短い間だったが、楽しかった。二人は俺を騙さなかった。マーレシアともミリアとも違う。
「アリス、シルフ」
「どうしました?」
「止めても無駄だよ」
戸口から出て行こうとしていた2人が振り向いた。
「ヒナを助ける。そこまでは……マーレシアに従う。ヒナを助け出したら、貴族とは手を切る。それなら、また会えるか?」
「ええ。いいですよ」
「信用できないだろ。

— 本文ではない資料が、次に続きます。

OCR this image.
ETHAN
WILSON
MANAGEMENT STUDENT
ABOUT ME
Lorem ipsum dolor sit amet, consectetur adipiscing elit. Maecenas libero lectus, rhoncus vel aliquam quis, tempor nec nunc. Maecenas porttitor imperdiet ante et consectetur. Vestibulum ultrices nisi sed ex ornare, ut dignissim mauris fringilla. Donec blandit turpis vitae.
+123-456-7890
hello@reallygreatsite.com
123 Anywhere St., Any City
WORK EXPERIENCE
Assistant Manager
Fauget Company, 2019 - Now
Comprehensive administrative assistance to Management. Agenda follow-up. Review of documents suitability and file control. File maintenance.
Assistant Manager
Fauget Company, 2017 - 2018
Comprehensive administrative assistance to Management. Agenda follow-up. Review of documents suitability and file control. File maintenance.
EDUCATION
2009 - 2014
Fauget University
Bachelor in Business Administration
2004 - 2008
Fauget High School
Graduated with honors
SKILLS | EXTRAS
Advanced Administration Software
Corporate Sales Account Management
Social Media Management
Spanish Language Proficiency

あたしたちを殺しにくるのかもしれない」
態度を変えたアリスに比べて、人間により近いシルフは首を振った。
「そ、そうですね。ソウジは人間ですからね」
アリスが後ろ足で土を掻いた。俺に土をあびせようという攻撃だ。もちろん、俺には全く届かない。
「信じてくれ」
「ええ。いいですよ」
「殺されるのはごめんだ」
「……ああっ! 本当だ」
シルフの後ろ向きの考えに、アリスが驚いた。
「じゃ、じゃあ……ヒナを連れてくる。ヒナから話を聞いてくれ。ヒナは魔法士じゃないから……貴族と契約することはない」
「人間だって貴族に雇われる。もし、あたしらに信じて欲しいなら、貴族様の首でも持ってくるしかないだろう」
「ええ。首を持って来たら……死んじゃうんじゃないですか? あっ……ひょっとして、貴族は首をとっても死なないんですか?」
アリスの問いに、俺は答えられなかった。アリスのふかふかの毛皮を押して、シルフが無料宿泊所から出て行ったために。